Мама любила хохотать до одурения. «Все хихоньки да хахоньки», упрекала ее бабушка. «Не хаханьки», разъяснял Петя. «Смехуечки». Мама обижалась, надувала губы и уходила. «Поповские галоши», говорила бабушка. «Ну не губы у Клавы, а галоши поповские». «Ха-ха-ха!» смеялась мама, тут же возвратясь. «Ха-ха-ха! Харя-то что, ха-ха-ха! Привел проститутку. А утром в окно кинул, кричит: мети мусор, дворник! А дворничиха, ха-ха-ха, — его же, Харина, мамаша. Приходит с метлой, ба! Вот так мусор сыночек выкинул! Ха-ха-ха-ха!» «Тьфу ты», плевалась бабушка. Смеялись Петя с Митей. Улыбался абстрактно отец, размышляя над чертежной доскою. Улыбался, глядя на него, и я, чтоб не заплакать. Я видел утром: лежала женщина с переломанными руками, кровь лилась изо рта и ушей, толпа смотрела. Бандит бросил ее с пятого этажа.Этот город ошарашил меня.
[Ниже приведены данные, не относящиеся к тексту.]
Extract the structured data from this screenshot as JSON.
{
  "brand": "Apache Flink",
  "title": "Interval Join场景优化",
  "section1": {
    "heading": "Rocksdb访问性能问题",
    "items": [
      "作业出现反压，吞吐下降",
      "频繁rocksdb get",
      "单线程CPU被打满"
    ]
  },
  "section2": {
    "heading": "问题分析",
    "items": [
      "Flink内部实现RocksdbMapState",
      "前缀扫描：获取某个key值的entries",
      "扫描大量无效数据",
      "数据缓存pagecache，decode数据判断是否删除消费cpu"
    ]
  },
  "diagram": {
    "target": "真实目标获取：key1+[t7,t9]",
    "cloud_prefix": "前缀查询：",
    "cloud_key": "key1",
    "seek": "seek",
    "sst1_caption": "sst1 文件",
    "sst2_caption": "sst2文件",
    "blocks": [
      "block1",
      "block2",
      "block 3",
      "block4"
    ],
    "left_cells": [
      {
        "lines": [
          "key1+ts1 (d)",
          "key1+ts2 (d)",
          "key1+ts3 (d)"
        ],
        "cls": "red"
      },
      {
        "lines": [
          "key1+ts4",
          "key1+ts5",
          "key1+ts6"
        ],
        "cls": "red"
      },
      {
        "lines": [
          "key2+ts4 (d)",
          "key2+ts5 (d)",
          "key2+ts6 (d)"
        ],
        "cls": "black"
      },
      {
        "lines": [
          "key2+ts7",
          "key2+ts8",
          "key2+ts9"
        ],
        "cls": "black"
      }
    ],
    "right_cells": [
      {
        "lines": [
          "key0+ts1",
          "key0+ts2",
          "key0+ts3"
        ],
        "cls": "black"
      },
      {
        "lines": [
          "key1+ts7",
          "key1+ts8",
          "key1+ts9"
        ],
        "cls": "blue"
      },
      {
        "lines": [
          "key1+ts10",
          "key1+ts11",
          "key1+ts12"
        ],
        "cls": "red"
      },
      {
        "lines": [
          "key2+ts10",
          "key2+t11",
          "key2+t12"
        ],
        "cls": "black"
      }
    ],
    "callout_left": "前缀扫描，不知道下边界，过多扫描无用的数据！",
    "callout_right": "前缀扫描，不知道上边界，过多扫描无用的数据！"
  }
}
Отец решил, что в школу мне рано. «Пусть освоится. Вот сходи-ка, рыжичек, за хлебцем». Зажав хлебную карточку в одной руке, деньги в другой, я летел в магазин.

В начале тридцатых годов в Москве и в других городах хлеб стали выдавать по карточкам. То была плата за коллективизацию. Лет через пятнадцать, уже после войны, я впервые услышал о другой плате, которую заплатили миллионы крестьян за то же самое.

 

- 29 -

«Наше село не хотело тогда, в тридцатом году, обобществляться», рассказывал мне солдат моего взвода. «Что такое — колхоз? Барщина? Не пойдем. Ладно. Отбирают начальники хлеб, по всем домам до зернышка, и запирают в церкву, под охрану. Кто громче орал, тот, значит, подку-пашник, того сажают на подводы, с бабьем, с дитями, — в голую степь, на снег: мрите тут без колхозов, мы вас не неволим. Ну, товарищи крестьяне? Идем в колхоз?— Нет. — Не-ет? Ла-адно. Самых справных из прочих, кулаков значит, в одну ночь забирают, с узелочками в руках, с ребятишечками, — на этап, на Север. Твой табак, младший лейтенант, слабый... Хлеб гниет, значит, в церкви, мы стоим на своем. Коса на камень. Не поверишь...» Он огляделся. Никого не было кругом, только я и он. «Штурмовали мы даже храм божий. Да силов уж не хватило...»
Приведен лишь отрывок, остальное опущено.